US Treasury sell-off resumes, but USD loses against high yielding G10 FX
In FX markets, the rise in US yields has persisted while the USD has continued to remain weaker, especially against the high yielding currencies. This should translate into more upside on high yielding JPY-crosses with higher US yields likely to result in JPY weakness. Comments yesterday from Germany’s Merkel that she supports ECB Draghi’s recent message are positive, in our view and continue to pose upside EUR risks especially vs. USD,JPY and GBP in the weeks ahead (more below). Today’s University of Michigan consumer index should come weaker (72.0 from 72.3) with higher petrol prices the likely culprit. USDCAD continues to trade lower especially as oil prices rise, and we remain short USDCAD position targeting 0.9800. Prospects for the CAD look bright, with Moody’s reaffirming its AAA rating due to economic performance and government financial position. In an environment where most ratings of G10 countries are threatened, the CAD surely stands out. It may see an extra boost today from an expected bounce in CPI. In June, both headline and core inflation fell significantly, so we expect both core and headline CPI to increase 0.2%m/m.

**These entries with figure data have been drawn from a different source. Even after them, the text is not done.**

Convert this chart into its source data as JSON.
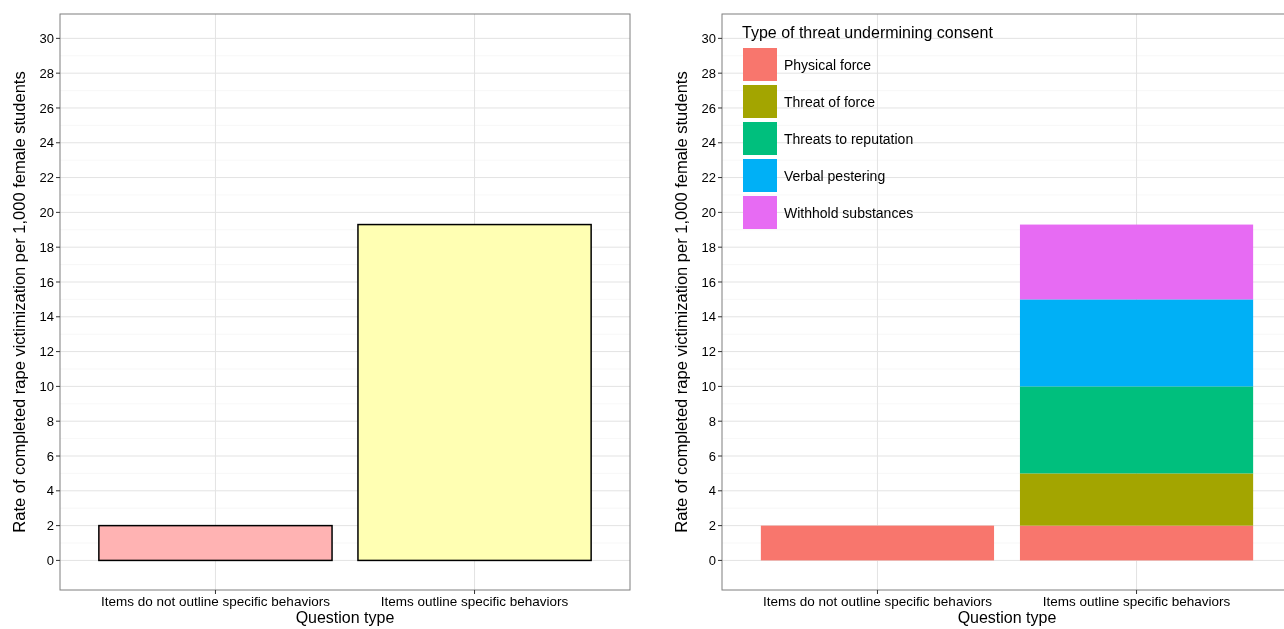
{
  "chart_data": [
    {
      "type": "bar",
      "xlabel": "Question type",
      "ylabel": "Rate of completed rape victimization per 1,000 female students",
      "categories": [
        "Items do not outline specific behaviors",
        "Items outline specific behaviors"
      ],
      "values": [
        2.0,
        19.3
      ],
      "colors": [
        "#ffb3b3",
        "#ffffb3"
      ],
      "ylim": [
        -1.7,
        31.4
      ],
      "yticks": [
        0,
        2,
        4,
        6,
        8,
        10,
        12,
        14,
        16,
        18,
        20,
        22,
        24,
        26,
        28,
        30
      ],
      "grid": true
    },
    {
      "type": "bar",
      "stacked": true,
      "xlabel": "Question type",
      "ylabel": "Rate of completed rape victimization per 1,000 female students",
      "legend_title": "Type of threat undermining consent",
      "legend": "top left",
      "categories": [
        "Items do not outline specific behaviors",
        "Items outline specific behaviors"
      ],
      "series": [
        {
          "name": "Physical force",
          "color": "#f8766d",
          "values": [
            2.0,
            2.0
          ]
        },
        {
          "name": "Threat of force",
          "color": "#a3a500",
          "values": [
            null,
            3.0
          ]
        },
        {
          "name": "Threats to reputation",
          "color": "#00bf7d",
          "values": [
            null,
            5.0
          ]
        },
        {
          "name": "Verbal pestering",
          "color": "#00b0f6",
          "values": [
            null,
            5.0
          ]
        },
        {
          "name": "Withhold substances",
          "color": "#e76bf3",
          "values": [
            null,
            4.3
          ]
        }
      ],
      "ylim": [
        -1.7,
        31.4
      ],
      "yticks": [
        0,
        2,
        4,
        6,
        8,
        10,
        12,
        14,
        16,
        18,
        20,
        22,
        24,
        26,
        28,
        30
      ],
      "grid": true
    }
  ]
}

* Playing for a short USDJPY rally, followed by a longer decline
While we are confident that US yields will remain lower (given continued anchoring by the Fed with QE3 to follow), timing the move is an issue as US yields have moved higher despite disappointing US manufacturing data- yesterday being a strong case in point. Indeed, recent regional ISMs (Philadelphia Fed and Empire Surveys) suggest the closely watched national ISM manufacturing index for August will remain in contractionary territory. But if the tactical driver for the higher US yields are (a) diminishing euro area tail risks and (b) higher oil prices (both factors present in Feb-March US yield pick up) then weaker US data in itself may not help to reverse current movements. This means such moves in the US treasury market will continue to drag USDJPY higher. However, we remain strategic USDJPY bears and would view the current rally as temporary given our view that Fed QE3 should see US yields lower multi-month. So, while USDJPY can rally into September, we expect it to reverse with likely catalysts being Fed easing and JPY inflows on repatriation ahead of the Japanese FY half year end. Accordingly, we have suggested an option structure to capitalise on USDJPY first rallying before falling. (See FX Weekly for more details).
* Swedish unemployment likely to support SEK
Following a brief run of SEK weakness, the Scandie currency continues to shine. The high-beta currency continues to thrive as risk appetite improves. SEK strength is likely to be uninterrupted if today’s unemployment rate declines slightly as we project. However, we have noted previously that the rise in SNB interventions is strongly correlated to the EURSEK decline. Thus, as eurozone risks abate and sovereign yields decline, the SNB will intervene less in the currency markets, as has been the case recently. With the SEK likely to lose a strong bid and long SEK positions overstretched and at extreme levels, we expect NOKSEK to rally to 1.1700.
* Next week will be key for the Eurozone
EUR gains on Thursday were mostly due to short covering, but the real test for the EUR will be next week. German Chancellor Merkel expressed her support for ECB President Draghi’s strategy and called on her European counterparts to move closer towards integration of fiscal policy. Mrs. Merkel reiterated her stance that she favours stronger EU intervention rights on budgets. This comes ahead of a slew of meetings scheduled for next week with the Greek Prime Minister and French President Hollande. In addition, there is a Spanish Cabinet meeting on 24 August. Any progress on the eurozone front should sustain risk appetite. The promise that the ECB would support the markets in cooperation with the EFSF has bolstered market sentiment since the ECB meeting and suppressed volatility.